We are under way in San Antonio!
Houston and Florida have tipped off in tonight’s championship game. Houston had the ball first but their first shot rimmed out.
Before the national title game, the mascots square off
Reporting from San Antonio
More impressive Final Four comeback: Houston or Florida?
Without a doubt it was Houston’s, for two reasons. Though Houston’s defense was ranked as the best in the country this season in field-goal percentage allowed and total points allowed, Duke’s historically efficient offense presented its most difficult challenge.
Not only did the Blue Devils bog down offensively in the second half, they went more than seven minutes without a field goal, an absurd drought given Duke’s talent. Perhaps the even harder challenge for Houston, however, was finding enough offense to complete the comeback.
Scoring has never come easily for Kelvin Sampson’s teams in recent seasons, and though this year’s team is much more dangerous, it still doesn’t often produce points in bunches. Emanuel Sharp won’t have to pay for a meal the rest of his life around Houston’s campus with the way he shot the ball in the final minutes.
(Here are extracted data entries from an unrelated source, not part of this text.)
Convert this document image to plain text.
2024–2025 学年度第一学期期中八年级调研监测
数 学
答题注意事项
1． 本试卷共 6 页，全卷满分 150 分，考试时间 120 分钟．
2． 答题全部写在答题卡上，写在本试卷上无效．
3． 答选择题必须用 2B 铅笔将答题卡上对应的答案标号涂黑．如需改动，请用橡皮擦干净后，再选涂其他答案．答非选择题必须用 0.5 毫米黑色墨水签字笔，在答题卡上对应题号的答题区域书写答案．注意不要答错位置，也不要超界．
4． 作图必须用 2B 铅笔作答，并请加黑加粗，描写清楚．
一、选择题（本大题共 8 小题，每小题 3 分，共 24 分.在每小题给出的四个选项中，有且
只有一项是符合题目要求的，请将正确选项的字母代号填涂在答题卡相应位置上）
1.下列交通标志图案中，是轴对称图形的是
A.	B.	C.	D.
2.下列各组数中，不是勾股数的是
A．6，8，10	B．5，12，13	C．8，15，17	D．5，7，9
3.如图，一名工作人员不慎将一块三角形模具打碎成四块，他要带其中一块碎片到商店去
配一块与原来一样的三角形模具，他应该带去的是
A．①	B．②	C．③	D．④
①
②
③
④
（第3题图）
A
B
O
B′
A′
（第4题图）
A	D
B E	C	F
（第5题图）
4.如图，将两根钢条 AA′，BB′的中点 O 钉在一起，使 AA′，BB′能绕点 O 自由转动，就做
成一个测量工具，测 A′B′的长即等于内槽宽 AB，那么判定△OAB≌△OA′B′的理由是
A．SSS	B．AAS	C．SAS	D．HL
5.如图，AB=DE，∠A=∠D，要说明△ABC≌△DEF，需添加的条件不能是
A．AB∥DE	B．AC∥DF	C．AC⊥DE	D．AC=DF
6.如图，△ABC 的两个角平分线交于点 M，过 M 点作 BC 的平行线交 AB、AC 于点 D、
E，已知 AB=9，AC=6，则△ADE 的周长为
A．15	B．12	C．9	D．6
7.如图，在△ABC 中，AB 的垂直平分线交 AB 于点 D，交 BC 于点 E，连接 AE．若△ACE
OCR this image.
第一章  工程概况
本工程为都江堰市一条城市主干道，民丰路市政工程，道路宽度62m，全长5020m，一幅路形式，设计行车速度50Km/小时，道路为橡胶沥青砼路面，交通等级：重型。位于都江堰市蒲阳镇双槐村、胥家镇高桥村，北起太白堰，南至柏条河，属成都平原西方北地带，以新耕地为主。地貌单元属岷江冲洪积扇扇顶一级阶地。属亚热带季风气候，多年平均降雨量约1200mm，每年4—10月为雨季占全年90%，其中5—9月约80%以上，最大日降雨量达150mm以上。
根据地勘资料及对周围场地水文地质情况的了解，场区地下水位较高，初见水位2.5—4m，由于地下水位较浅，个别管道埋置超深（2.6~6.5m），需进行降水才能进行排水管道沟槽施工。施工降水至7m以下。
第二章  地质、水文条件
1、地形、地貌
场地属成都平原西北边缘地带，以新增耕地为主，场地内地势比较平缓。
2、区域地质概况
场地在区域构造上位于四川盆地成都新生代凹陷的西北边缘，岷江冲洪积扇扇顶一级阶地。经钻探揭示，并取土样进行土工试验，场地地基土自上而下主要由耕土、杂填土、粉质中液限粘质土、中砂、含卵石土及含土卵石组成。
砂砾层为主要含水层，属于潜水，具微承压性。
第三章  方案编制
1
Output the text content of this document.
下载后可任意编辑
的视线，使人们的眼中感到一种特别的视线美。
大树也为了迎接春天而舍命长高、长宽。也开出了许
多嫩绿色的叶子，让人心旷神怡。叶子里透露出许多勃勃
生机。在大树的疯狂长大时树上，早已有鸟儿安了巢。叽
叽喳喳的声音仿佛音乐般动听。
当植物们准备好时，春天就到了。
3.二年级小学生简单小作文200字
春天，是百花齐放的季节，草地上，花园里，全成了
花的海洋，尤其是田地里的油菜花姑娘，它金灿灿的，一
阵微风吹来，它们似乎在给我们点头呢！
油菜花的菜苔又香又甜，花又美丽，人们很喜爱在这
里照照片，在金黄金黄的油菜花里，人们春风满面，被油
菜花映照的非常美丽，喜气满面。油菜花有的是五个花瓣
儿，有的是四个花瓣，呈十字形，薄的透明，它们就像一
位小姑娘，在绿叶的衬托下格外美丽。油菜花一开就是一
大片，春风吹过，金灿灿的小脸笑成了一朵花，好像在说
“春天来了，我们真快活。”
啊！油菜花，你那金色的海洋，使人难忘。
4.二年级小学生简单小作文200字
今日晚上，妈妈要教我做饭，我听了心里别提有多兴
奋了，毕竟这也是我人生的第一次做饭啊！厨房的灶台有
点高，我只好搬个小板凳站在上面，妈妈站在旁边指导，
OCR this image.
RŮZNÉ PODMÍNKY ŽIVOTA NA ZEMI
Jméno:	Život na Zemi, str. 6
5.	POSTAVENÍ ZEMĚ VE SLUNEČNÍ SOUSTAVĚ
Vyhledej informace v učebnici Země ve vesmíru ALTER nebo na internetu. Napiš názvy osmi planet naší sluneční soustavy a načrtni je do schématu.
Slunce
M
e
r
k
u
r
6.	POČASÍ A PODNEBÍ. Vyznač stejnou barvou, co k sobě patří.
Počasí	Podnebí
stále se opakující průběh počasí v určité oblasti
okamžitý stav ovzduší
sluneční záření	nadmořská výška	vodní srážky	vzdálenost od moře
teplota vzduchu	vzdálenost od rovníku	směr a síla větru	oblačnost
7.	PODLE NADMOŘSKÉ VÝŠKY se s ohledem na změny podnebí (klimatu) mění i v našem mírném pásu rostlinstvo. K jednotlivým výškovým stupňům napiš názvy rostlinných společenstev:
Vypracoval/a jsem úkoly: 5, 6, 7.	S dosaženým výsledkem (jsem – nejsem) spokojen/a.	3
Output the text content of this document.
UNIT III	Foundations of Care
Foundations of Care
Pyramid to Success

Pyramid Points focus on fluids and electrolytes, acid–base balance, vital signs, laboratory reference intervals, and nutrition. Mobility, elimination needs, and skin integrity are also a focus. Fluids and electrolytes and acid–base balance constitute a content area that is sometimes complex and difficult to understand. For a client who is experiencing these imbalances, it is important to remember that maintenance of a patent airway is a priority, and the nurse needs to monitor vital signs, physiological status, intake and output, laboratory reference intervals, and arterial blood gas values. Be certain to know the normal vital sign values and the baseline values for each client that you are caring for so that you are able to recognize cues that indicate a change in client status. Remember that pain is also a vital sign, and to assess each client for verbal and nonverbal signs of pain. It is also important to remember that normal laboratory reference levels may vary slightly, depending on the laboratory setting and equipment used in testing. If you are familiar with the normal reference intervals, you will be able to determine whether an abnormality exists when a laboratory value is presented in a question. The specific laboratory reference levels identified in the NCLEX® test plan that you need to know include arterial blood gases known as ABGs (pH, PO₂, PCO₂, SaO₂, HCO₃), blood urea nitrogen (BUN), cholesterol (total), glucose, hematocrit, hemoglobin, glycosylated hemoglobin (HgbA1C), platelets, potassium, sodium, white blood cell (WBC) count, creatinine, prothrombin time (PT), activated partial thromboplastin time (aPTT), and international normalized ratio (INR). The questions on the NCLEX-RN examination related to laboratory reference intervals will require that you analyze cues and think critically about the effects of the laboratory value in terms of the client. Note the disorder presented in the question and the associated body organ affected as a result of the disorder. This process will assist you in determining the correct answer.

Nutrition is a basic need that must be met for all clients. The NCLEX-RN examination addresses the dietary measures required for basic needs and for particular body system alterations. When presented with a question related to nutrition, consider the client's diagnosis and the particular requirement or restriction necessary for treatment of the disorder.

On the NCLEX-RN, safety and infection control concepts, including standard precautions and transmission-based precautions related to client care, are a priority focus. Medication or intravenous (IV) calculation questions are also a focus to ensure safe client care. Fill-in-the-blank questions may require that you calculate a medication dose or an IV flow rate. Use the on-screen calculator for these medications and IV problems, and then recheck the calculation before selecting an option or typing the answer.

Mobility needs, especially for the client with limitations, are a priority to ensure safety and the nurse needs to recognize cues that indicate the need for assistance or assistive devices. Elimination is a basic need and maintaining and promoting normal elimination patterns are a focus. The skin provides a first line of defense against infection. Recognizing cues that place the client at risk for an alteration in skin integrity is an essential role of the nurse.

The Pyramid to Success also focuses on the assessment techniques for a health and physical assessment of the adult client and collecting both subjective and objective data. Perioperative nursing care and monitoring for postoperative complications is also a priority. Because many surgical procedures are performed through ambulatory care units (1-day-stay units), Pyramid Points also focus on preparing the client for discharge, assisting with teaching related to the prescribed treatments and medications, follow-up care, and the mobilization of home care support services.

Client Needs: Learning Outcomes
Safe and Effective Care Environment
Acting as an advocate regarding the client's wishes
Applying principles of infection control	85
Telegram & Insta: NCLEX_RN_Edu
Florida’s target: 70 points
Houston’s defense led the nation this season by averaging 58 points allowed; only four teams were able to score more than 70 points. That’s an important threshold, however, because the Cougars are 33-0 when they allow 69 points or fewer but 2-4 when they allow 70-plus.
Why does that number matter? Largely it’s a function of Houston’s offense not matching up well in a shootout. The Cougars actually have shot the ball well, making 39.9% of their 3-pointers, but on average they’re scoring about 12 fewer points per game than Florida. The Gators will want to run to score quickly, while Houston prefers to play methodically.
Cougars coach can make history
With a win tonight, Houston’s Kelvin Sampson, 69, would become the oldest coach to win an NCAA men’s basketball championship. Jim Calhoun was 68 when Connecticut won in 2011.
“When you’re pushing 70, you look at things a lot differently,” Sampson told reporters yesterday. “Last night I got so many texts, I haven’t returned any, there are too many … but I saw Tubby [Smith] and Rick Barnes and Tom Izzo and [Gregg Popovich] and a bunch of the older coaches, and they all kind of had a similar message to me. You know, ‘Win one for the old guys’ or something like that.”
‘We’re No. 1!’
No matter the result tonight, the matchup of two No. 1 seeds guarantees that for the 26th time since the NCAA Tournament expanded in 1985, the national champ will be a No. 1 seed. Of the last 18 champions, including tonight’s, 14 will have been top seeds.
First NCAA Tournament meeting
Houston and Florida are playing each other for the first time in an NCAA Tournament, and this is only the third meeting all time. The last was in 1973. That was more than a decade before Florida coach Todd Golden, 39, was even born.